Besides the unusual events this season here behind the corncob curtain, I’ve been making some discoveries in the house.  Taken together, these might be signs of lame efforts at prepping, or, at worst, hoarding!  Recently, I cleaned out a crawl space in our garage.  I found  five Christmas tree stands.  Now, storing these doesn’t seem like good prep idea, unless these carry some significant scrap metal value; but I don’t anticipate this market rising substantially in a post-doomsday world.  Also found were TWO old toilet seats!  OK, we don’t have canned food (or Twinkies) or water stored here, but in an apocalypse would toilet seats really be a highly sought-after, much-needed commodity ranked higher than food?  However, in a less dramatic scenario, I know I’d just drive up to “Home Desperate” to buy a replacement seat if one were to break down rather than hunt through a crawl space above the garage ceiling.
 
I’m finding weird stuff too.  More fuses than we would ever use and batteries that have expired.  This last one is a cruel tease especially if you need a flashlight and discover it doesn’t work and all the batteries you’ve hoarded don’t work either! 

Going through dressers and getting rid of clothes that are out of style, out of size, or are for sub-arctic temperatures has been slower than I thought it would be.  Why?  I found money!!!  While this is a good thing, I now have to search through clothes, under shelf lining, etc. to see if more cash has been stashed. 

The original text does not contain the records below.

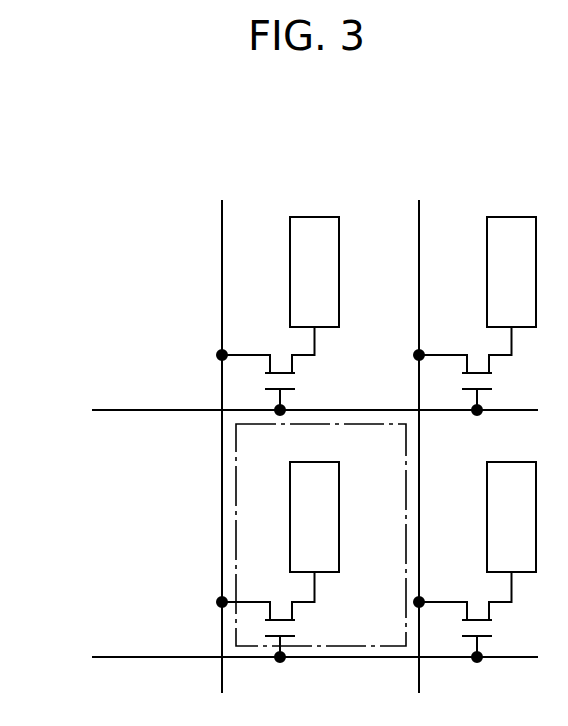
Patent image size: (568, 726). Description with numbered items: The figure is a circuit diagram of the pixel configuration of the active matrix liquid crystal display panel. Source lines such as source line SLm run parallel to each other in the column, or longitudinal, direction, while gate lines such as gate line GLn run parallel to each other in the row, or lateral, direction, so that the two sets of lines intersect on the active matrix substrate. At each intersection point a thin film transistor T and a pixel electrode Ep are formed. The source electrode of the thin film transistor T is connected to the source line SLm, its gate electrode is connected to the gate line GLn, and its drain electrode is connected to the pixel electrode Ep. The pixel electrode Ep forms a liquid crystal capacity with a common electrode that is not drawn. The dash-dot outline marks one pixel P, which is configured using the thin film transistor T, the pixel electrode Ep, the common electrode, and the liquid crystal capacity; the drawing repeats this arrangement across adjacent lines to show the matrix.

The source line SLm is at (225, 430).
The gate line GLn is at (290, 412).
The pixel electrode Ep is at (290, 512).
The thin film transistor T is at (297, 628).
The pixel P is at (387, 646).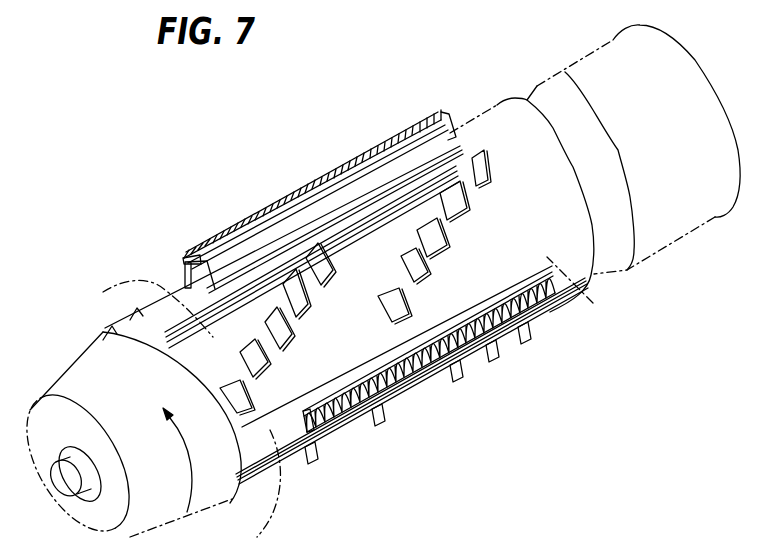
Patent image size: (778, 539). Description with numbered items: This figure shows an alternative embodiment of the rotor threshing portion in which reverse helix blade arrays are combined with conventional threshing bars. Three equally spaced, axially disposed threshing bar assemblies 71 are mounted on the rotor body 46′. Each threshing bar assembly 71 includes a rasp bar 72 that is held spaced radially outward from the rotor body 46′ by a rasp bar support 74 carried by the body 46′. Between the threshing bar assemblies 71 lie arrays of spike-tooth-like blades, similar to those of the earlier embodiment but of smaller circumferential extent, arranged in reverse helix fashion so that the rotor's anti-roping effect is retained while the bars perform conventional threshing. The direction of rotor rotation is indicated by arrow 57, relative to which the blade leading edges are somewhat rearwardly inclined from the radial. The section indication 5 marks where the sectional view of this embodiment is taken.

The threshing bar assembly 71 is at (283, 178).
The rasp bar 72 is at (270, 208).
The rasp bar support 74 is at (175, 268).
The rotor body 46′ is at (512, 220).
The arrow 57 is at (187, 472).
The section line 5- 5 is at (103, 292).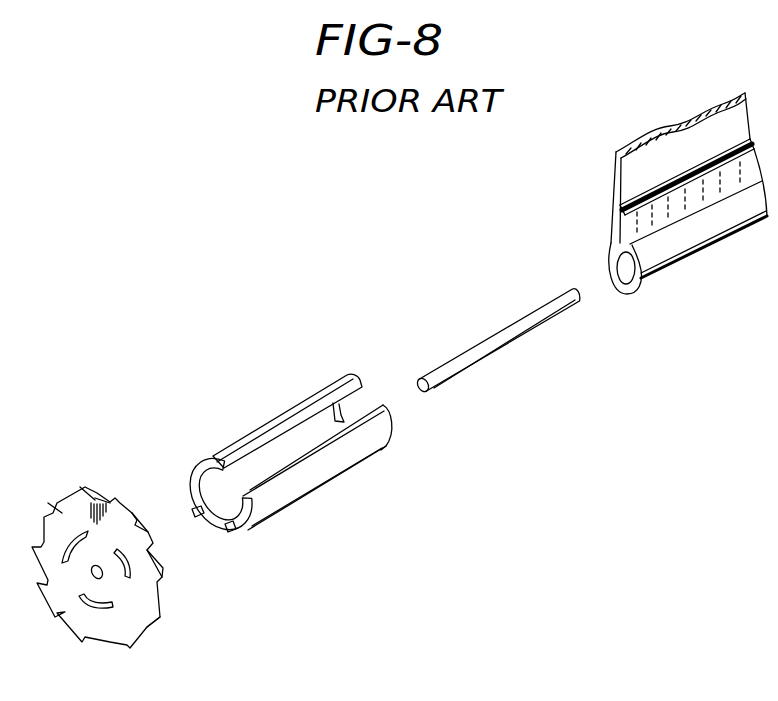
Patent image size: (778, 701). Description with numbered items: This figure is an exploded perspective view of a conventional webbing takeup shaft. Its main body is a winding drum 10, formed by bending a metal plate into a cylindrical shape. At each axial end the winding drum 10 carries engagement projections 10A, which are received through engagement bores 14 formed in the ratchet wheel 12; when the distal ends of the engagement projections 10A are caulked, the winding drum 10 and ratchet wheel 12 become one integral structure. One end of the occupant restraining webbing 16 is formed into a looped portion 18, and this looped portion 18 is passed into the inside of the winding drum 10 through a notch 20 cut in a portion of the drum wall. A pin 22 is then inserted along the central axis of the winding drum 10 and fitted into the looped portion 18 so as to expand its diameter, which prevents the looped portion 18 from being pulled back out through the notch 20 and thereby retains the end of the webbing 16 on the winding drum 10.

The winding drum 10 is at (313, 472).
The engagement projections 10A is at (390, 428).
The ratchet wheel 12 is at (142, 603).
The engagement bores 14 is at (131, 562).
The occupant restraining webbing 16 is at (632, 183).
The looped portion 18 is at (678, 252).
The notch 20 is at (259, 442).
The pin 22 is at (514, 330).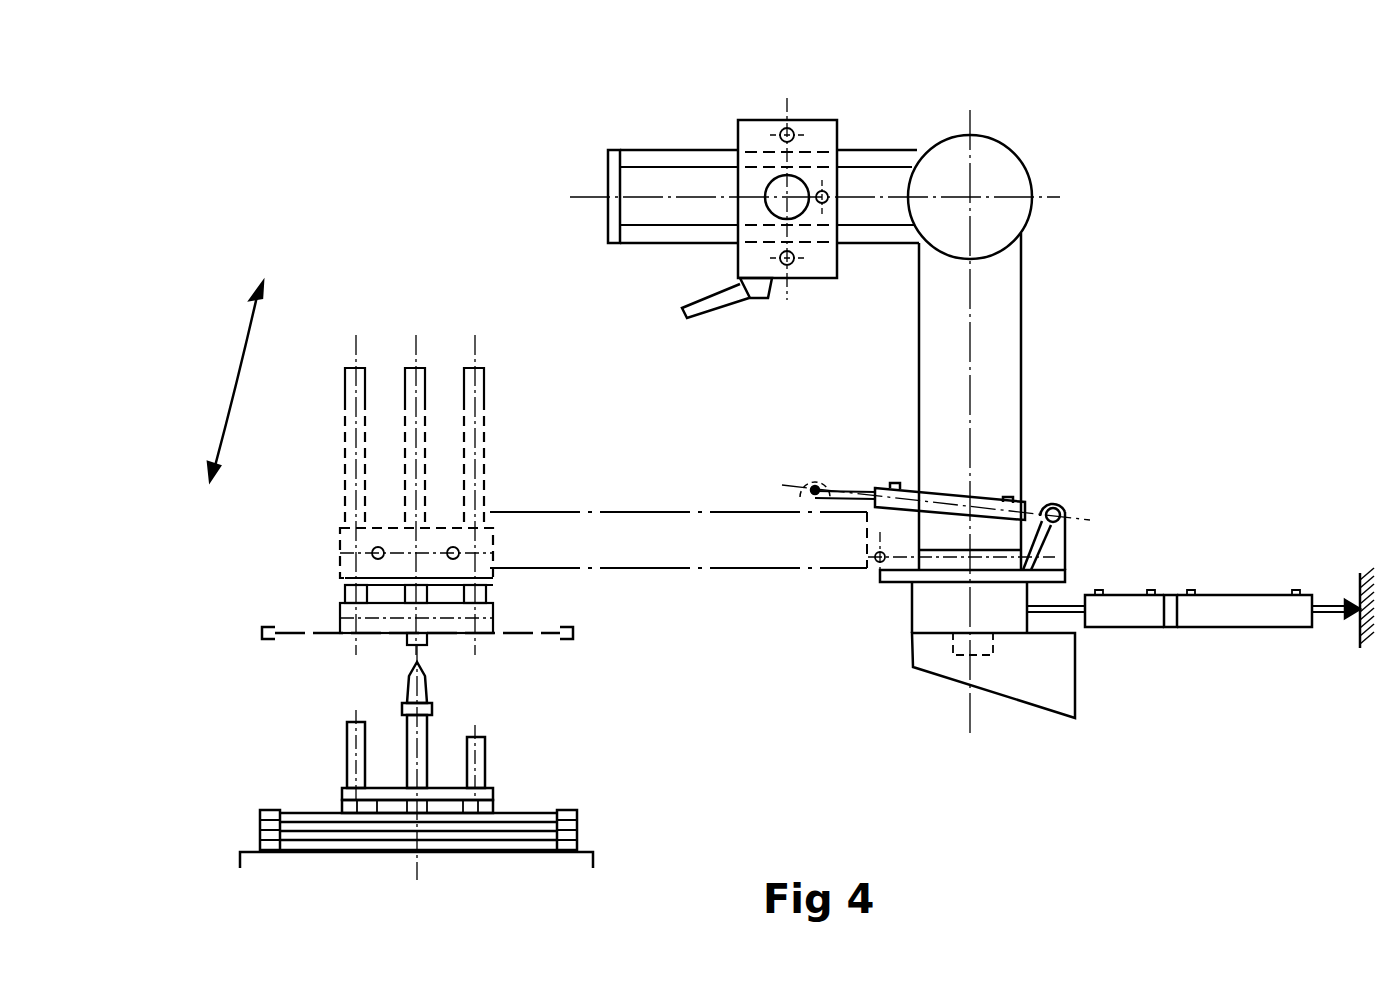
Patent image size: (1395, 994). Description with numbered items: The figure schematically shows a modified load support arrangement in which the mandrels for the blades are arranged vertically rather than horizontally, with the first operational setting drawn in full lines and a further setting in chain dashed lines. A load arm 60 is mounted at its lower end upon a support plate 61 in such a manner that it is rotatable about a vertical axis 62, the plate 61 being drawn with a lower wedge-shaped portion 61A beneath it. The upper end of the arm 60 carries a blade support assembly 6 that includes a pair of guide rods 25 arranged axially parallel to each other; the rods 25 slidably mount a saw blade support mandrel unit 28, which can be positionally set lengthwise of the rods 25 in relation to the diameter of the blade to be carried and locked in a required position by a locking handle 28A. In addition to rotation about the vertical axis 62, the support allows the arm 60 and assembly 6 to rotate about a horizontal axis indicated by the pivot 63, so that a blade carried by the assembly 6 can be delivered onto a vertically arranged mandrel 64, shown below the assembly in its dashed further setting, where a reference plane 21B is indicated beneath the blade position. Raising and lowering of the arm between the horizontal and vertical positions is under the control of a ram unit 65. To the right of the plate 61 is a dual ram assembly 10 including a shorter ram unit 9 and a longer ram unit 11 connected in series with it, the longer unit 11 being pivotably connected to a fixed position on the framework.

The blade support assembly 6 is at (858, 160).
The shorter ram unit 9 is at (1125, 605).
The dual ram assembly 10 is at (1170, 572).
The longer ram unit 11 is at (1275, 608).
The reference plane 21B is at (300, 630).
The guide rods 25 is at (670, 160).
The saw blade support mandrel unit 28 is at (757, 140).
The locking handle 28A is at (713, 307).
The load arm 60 is at (998, 398).
The support plate 61 is at (928, 613).
The wedge 61A is at (1038, 682).
The vertical axis 62 is at (970, 120).
The pivot 63 is at (875, 565).
The vertically arranged mandrel 64 is at (411, 728).
The ram unit 65 is at (900, 488).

In conclusion, I think we’re very poor doomsday or even emergency preppers and I took the first step to any hoarder threat and threw out the toilet seats and Christmas tree holders with no regrets. 

1 comment:

  1. Okay, first how much money have you found? That is awesome. I once went through old birthday cards when I was a teenager and found a twenty dollar bill. It has only happened once but it was enough to buy a bag of weed so yeah, "happy belated birthday to me." Also, twinkies, if you had them might be worth a butt ton of money considering the upcoming twinkie shortage crisis.